The number of stupid iPhone games on my phone is a rough barometer for my state of mind. In the past, I would go through a couple of rounds every winter where I would download five or six, try them out, and settle on one to pass the time I had to spend hiding in the bathroom. At time of writing, I have 52 on my phone. Some free advertising: I downloaded June’s Journey because Chris Gethard’s voice did some paid advertising in the middle of a Beautiful/Anonymous episode. It’s the kind of game I usually hate: There’s a primary mode, in this case finding hidden objects in scenes, wrapped up in a dozen ways to get you to spend money or watch ads. A single mutation away from the Candy Crush family. The story is pedestrian, the animations take too long, the grifting is aggressive and monotonous. I play it an hour a day.

The games I feel less empty playing are the simple puzzle games, but they become rote too quickly. Nonograms had a good run, but gave way to Water Sort Puzzle, which gave way to an empty numbness, briefly filled by Water Connect Puzzle, then simply accepted into my soul. Creepy story games that cost a few bucks and don’t drown me in advertising fare a little better, but they tend to be too short or too long. Fez is too long. Reach is way too short. Very Little Nightmares was about right, but I still finished it in two hours. Limbo is the gold standard, but there’s only one and its almost-as-good sequel.

Naturally as the number of games and corresponding screentime skyrockets, steps per day has fallen to the point where the chart no longer displays meaningful trends. The steady curve with the slight dip over the weekend is gone, replaced by a spiky mess with occasional highs indicating I pumped myself up enough to leave the house for an hour to walk around industrial areas, trying not to touch anything. Nowadays I don’t take my phone outside because I don’t want to wipe it down when I get home, so it doesn’t even know about that.

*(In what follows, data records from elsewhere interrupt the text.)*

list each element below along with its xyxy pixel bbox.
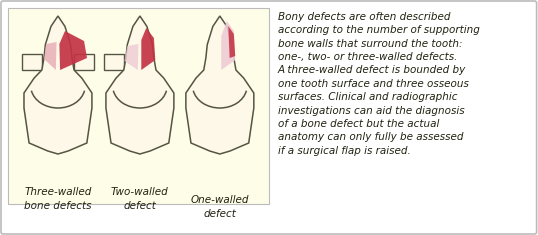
Polygon shape [141, 28, 155, 70]
Polygon shape [74, 54, 94, 70]
Polygon shape [186, 16, 254, 154]
Polygon shape [22, 54, 42, 70]
Text: Bony defects are often described
according to the number of supporting
bone wall: Bony defects are often described accordi… [278, 12, 480, 156]
Polygon shape [24, 16, 92, 154]
Text: Three-walled
bone defects: Three-walled bone defects [24, 187, 91, 211]
Polygon shape [44, 42, 56, 70]
Polygon shape [59, 31, 87, 70]
Text: One-walled
defect: One-walled defect [190, 195, 249, 219]
Polygon shape [124, 44, 138, 70]
Polygon shape [221, 21, 235, 70]
Polygon shape [104, 54, 124, 70]
Polygon shape [228, 26, 235, 58]
Polygon shape [106, 16, 174, 154]
Bar [8, 8, 269, 204]
Text: Two-walled
defect: Two-walled defect [111, 187, 169, 211]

I used to drink ginger ale to the point where we stocked it each week like it was wine or flour, but a preexisting fear of cans, brought about by an untrue story about contracting legionnaire’s disease from an unwashed can, made it too difficult to go through the ritual of washing one. Small numbers of untrue things add up in my brain, even when I know they’re wrong. They hang out together and build their own stories, out of my control, and I have to go in and erase them one by one, with far more effort to overcome the fear than the fear took to set up shop.

I began to fear people as disease vectors last April; by July I feared my own anger at them for aggressively vectoring away. Part of that anger was rooted in my impotence in efforts to do anything for anyone. I find that anger draining away as small futures emerge.

It turns out not only can you live your life in fear, that’s what most of us do. Thinking it through doesn’t work very often, since all fear is in some sense irrational. Action overcomes fear, and the action depends on the object of fear. I fear real things in an arguably unhealthy way, so tomorrow my action will be to split the difference: I’m going to put on my watch, my rings, and everything else that could interfere with washing my hands and has thus been gathering dust for a year. I’m going to go to a bar, get cash out of a public ATM, spend it on booze, and get drunk with my friends. I am not going to engage with obnoxious strangers, even if I silently hate them. And that’s about as normal as it gets.

I open my third eye, then secretly listen to Gordon Lightfoot.